A la gijonesa Débora Torreira y al ovetense Iván Gonzalo les tocó estrenarse patrullando juntos por el Antiguo. A lo largo de la mañana, además de guiar a varios turistas hacia la Plaza de la catedral, también tuvieron tiempo para acercarse a vecinos y comerciantes de la zona para hacer los primeros contactos. “El espíritu de este servicio es la cercanía. Los vecinos tienen que poder acercarse a nosotros para que les ayudemos en todos lo posible y por eso procuraremos darles todas las facilidades”, explica Débora Torreira. “Nuestro trabajo es hacer que la gente se sienta segura y estando cerca es más fácil”, sostiene su compañero. Ramón Llaneza, un vecinos que vive en la zona del Antiguo, tiene muy claro que el nuevo servicio la hace sentirse más seguro. “Con chavales como rocas patrullando los barrios no tenemos miedo”, afirma. Ana Bermejo, una comerciante del casco viejo, también es de la misma opinión. “Siempre está bien que la Policía esté por la calle. Así estaremos más seguros”, mantiene.

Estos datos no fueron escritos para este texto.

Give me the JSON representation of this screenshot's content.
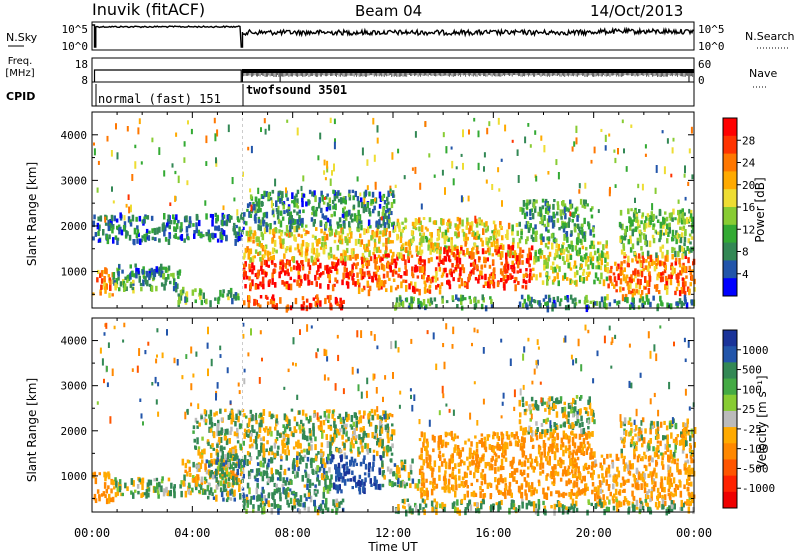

A otros agentes en prácticas, como por ejemplo a Pablo Bautista y a Ceferino Fernández, les tocó desplazarse a La Corredoria. Alguno de sus compañeros, que prefieren no hacer público su nombre, les tocó incluso intervenir en un pequeño accidente de tráfico en el que se vieron implicados dos vehículos. “Nos sirvió para practicar lo que hay que hacer en estos casos, tanto a nivel de papeleo como a la hora de tratar con los implicados”, afirma otros de los agentes. “También hubo que sancionar al dueño de un perro peligroso que iba sin atar y sin bozal”, dice el mismo policía mientras lo escuchan otros compañeros.

Los agentes también visitaron algunos locales hosteleros, como el de Rubén Meneses, y hablaron con los vecinos sobre los problemas del barrio. “La verdad es que yo estoy bastante más tranquila sabiendo que hay patrullas cerca de mi casa”, dice Mercedes Lago, una mujer que vive muy cerca de la Plaza del Conceyín.